Abstract
Purpose:
To evaluate preference pattern of low vision devices (LVD) in patients with glaucoma to arrive at specific guidelines for prescribing these devices with regards to specific visual disabilities.
Methods:
Retrospective review of records of glaucoma patients attending low vision services. Criteria for low vision was defined as best corrected distance visual acuity <20/80 in the better eye with Log mar chart and/or near visual acuity <N10 binocularly with Bailey Lovie word reading chart and/or visual field 20degrees or <20 degrees from the point of fixation. The data collected for each patient included the age, gender, diagnosis, extent of visual field loss (mean deviation and central residual field of vision), type of visual disability and the type of low vision aid (optical vs electronic) preferred by the patients for daily routine use.
Results:
The mean age of the 51 patients was 51±23.4 (9-83 years) which included 14 females (27.5%) and 37(72.5%) males, 14 developmental (27.5%), 8 PACG (15.7%) and 29 POAG (56.8%).
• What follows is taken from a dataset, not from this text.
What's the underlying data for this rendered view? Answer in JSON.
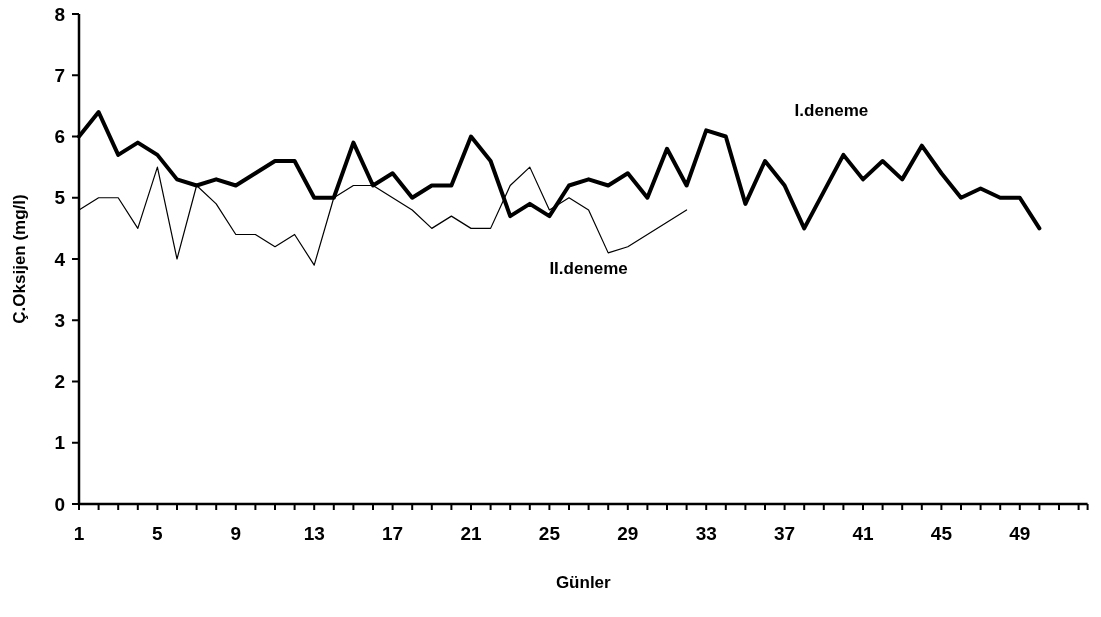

While 34 (77%) opted for optical devices, 17 opted for electronic devices. There was no statistical difference in preference of LVD among the two sexes or between patients with different level of education (undergraduate or postgraduate or different distance or low contrast visual acuity. On univariate analysis, younger age, magnification>5x, color matching disabilities and glare were found to significantly influence preference for electronic devices while on multivariate regression, age <30 years (β=-0.04, p=0.005), color matching disability (β=3.08, p=0.002), glare (β=2.04, p<0.001) were significant influences for preference for electronic LVD. There was no specific preference pattern for preference of optical magnifiers in this study.
Conclusions:
Younger patients <30 years with glare and color contrast impairment may be prescribed electronic low vision devices for optimal visual function as compared to optical devices. Glare measurement and color matching disability may be added as parameters for assessing visual functions routinely in patients with advanced glaucoma.